My mother had last been seen at the massive Baynard's Castle, near the Thames. Historically, Baynards—a private residence of that noble family—was the most elegant castle in London, shadowing even the Tower and Westminster Palace, which had stabled horses and barracked soldiers during the recent civil war. Research claimed Henry and Eleanor had taken it over upon their arrival, gathering their nobility there, while the royal palace of Westminster was made livable again.

Yet the man who'd commissioned the tapestry was named Babcock. Not a member of the wealthy Baynard family at all, as far as we could tell.

Why some stranger would commission a tapestry of my mother in the first place, we didn't know. But with the king and queen's arrival, it was a good bet he'd be back for the coronation. No nobleman would take the chance of snubbing his new monarch.

The big problem was getting inside. Our first choice, posing as the children of a wealthy merchant, held less risk but might open fewer doors. The backup plan involved forged papers that proved we were the children of a minor lord from the far north of England. Moira's intensive research had located a real baron who did indeed have three children and was known to have been something of a hermit.

The second plan was dicey, though. If the nobleman had decided he'd better head down to London to meet the king, or if one of his neighbors knew him or his children by sight, we could end up in a crap-storm of trouble.

“So this house Mac rented . . . ?” I squinted at the rows of two-story wattle-and-daub structures that lined the narrow streets. Each lane twisted and crooked off with little sense of direction. “Do you know where it's located, exactly?”

Collum ignored me as he squinted at one path after another.

“I know we couldn't bring the map,” I pressed. “But if you're having trouble, I got a glimpse of it, and—”

“I'll find it.”

Phoebe grunted. “Coll, you should listen to Hope. She's got a bloody photographic memory . . .
Hello.
Then we wouldn't have to spend half the day searching.”

“Don't say ‘bloody,'” Collum said distractedly. “It's not yet in use. And I said I'd find the house, so quit gawking at me. Belongs to some Finnish merchant who rents it out by the year. Comes with a couple of servants to maintain the upkeep too.” He set off into the market. “Let's go. We need to get settled.

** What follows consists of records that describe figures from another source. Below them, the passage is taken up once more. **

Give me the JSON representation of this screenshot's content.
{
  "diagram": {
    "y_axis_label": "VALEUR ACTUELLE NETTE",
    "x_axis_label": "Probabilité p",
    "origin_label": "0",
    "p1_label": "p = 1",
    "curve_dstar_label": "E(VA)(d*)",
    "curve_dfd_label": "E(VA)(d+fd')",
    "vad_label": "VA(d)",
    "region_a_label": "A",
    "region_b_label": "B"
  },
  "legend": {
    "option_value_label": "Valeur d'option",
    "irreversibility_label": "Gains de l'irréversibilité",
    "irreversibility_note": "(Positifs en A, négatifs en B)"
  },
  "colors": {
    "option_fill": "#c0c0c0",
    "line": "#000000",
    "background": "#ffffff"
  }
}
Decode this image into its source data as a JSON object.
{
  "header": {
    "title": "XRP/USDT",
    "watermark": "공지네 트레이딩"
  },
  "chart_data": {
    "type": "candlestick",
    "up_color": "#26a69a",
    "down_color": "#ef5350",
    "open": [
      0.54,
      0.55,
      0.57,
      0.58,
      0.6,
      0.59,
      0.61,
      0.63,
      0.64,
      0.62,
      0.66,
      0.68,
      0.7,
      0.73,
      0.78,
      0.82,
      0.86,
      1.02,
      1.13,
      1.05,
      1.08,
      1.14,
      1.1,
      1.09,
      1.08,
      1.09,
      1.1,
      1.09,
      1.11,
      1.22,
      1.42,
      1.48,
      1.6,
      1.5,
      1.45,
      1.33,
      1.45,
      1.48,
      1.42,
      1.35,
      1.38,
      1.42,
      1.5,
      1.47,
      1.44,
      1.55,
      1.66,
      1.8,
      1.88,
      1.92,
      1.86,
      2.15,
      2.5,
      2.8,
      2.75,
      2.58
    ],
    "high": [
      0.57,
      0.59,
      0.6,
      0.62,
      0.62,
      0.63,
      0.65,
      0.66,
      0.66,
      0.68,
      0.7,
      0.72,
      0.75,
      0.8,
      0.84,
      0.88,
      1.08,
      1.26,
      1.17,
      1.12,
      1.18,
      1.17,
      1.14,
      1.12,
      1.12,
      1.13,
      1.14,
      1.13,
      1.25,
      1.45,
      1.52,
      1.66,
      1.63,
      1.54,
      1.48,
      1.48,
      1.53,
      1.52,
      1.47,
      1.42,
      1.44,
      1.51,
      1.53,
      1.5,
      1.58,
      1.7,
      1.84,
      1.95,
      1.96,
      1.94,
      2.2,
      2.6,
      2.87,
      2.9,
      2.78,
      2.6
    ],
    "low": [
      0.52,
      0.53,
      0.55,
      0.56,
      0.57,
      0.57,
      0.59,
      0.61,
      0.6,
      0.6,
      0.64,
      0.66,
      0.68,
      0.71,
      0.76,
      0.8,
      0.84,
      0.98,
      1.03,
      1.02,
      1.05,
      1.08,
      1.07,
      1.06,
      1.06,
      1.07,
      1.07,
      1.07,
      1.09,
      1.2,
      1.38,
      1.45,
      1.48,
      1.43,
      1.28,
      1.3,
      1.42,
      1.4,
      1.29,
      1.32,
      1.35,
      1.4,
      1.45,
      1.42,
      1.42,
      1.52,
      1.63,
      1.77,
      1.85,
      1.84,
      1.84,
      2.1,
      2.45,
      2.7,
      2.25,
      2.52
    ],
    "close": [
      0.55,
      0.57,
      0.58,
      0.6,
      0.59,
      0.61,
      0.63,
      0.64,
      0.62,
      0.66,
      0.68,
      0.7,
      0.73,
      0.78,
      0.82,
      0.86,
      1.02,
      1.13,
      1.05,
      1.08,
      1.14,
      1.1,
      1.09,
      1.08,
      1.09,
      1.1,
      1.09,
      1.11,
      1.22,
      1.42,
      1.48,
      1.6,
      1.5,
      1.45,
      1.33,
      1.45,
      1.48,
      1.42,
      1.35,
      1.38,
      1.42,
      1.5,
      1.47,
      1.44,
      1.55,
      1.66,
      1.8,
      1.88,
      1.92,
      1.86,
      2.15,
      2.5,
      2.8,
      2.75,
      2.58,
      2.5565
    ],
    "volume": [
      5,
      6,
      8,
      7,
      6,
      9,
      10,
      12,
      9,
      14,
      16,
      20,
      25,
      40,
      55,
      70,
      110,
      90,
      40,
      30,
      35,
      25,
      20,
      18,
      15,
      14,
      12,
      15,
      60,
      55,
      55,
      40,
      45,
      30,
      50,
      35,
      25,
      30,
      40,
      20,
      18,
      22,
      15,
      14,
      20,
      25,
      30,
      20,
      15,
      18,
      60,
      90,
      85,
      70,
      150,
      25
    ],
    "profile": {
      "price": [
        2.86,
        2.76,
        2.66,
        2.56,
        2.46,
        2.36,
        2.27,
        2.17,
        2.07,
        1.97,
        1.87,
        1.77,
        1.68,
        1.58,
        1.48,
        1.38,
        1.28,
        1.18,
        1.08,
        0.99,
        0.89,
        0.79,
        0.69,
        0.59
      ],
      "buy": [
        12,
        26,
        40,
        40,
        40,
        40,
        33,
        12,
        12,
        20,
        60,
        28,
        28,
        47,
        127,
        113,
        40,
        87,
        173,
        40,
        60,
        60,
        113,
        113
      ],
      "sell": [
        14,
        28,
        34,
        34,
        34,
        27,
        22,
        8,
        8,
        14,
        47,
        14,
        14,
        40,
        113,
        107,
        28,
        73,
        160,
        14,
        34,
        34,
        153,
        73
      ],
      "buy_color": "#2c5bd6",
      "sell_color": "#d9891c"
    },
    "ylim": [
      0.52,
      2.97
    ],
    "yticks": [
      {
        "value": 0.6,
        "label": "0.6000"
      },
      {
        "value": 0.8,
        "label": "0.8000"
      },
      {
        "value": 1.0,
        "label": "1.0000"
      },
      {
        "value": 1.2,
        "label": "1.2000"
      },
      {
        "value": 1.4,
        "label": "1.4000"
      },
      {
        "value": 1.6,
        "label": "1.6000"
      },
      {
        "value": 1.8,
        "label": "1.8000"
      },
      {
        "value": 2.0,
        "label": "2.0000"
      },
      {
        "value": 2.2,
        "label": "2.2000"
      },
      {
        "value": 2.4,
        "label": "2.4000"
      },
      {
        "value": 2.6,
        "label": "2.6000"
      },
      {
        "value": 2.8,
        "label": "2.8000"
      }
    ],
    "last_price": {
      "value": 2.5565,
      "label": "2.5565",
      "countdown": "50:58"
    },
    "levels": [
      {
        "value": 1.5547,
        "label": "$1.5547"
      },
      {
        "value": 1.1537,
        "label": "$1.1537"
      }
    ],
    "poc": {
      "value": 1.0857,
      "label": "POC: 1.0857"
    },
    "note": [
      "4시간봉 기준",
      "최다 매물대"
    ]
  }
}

Seventy-two hours, then we have to be back at the clearing. Sunrise on the third day.” He glanced up at the smoggy sky. “And this one's half done over.”

“The number three has always had significance to the ancients,” Doug had told me a few days earlier as he fiddled with the computer keyboard before the great monitor. “Jesus rose on the third day, and so on. But there's one immutable rule. Exactly seventy-two hours from the moment you arrive, the pattern in the ley lines will repeat. I'll power up the device at that exact moment, and the wormhole will open to bring you back. If you miss that window, there's no telling if or when the pattern will come again. You must be back within a few feet from where you started. And you must,
must
be wearing the lodestone.”

I trudged after Collum, but a chill raced up my back, thinking about what had happened to Julia Alvarez's brother. According to the journals, the man had lost his stone while carelessly hopping a stream. Though his father had wrapped him in his arms, without a stone on his person Luis Alvarez had been ripped in half trying to get home. If for some reason we didn't make it back to the glade by sunrise on the third day? Poof. Left behind. Just like Michael MacPherson. Just like my mom. I groped for the lodestone snug beneath my bodice and clutched it tight.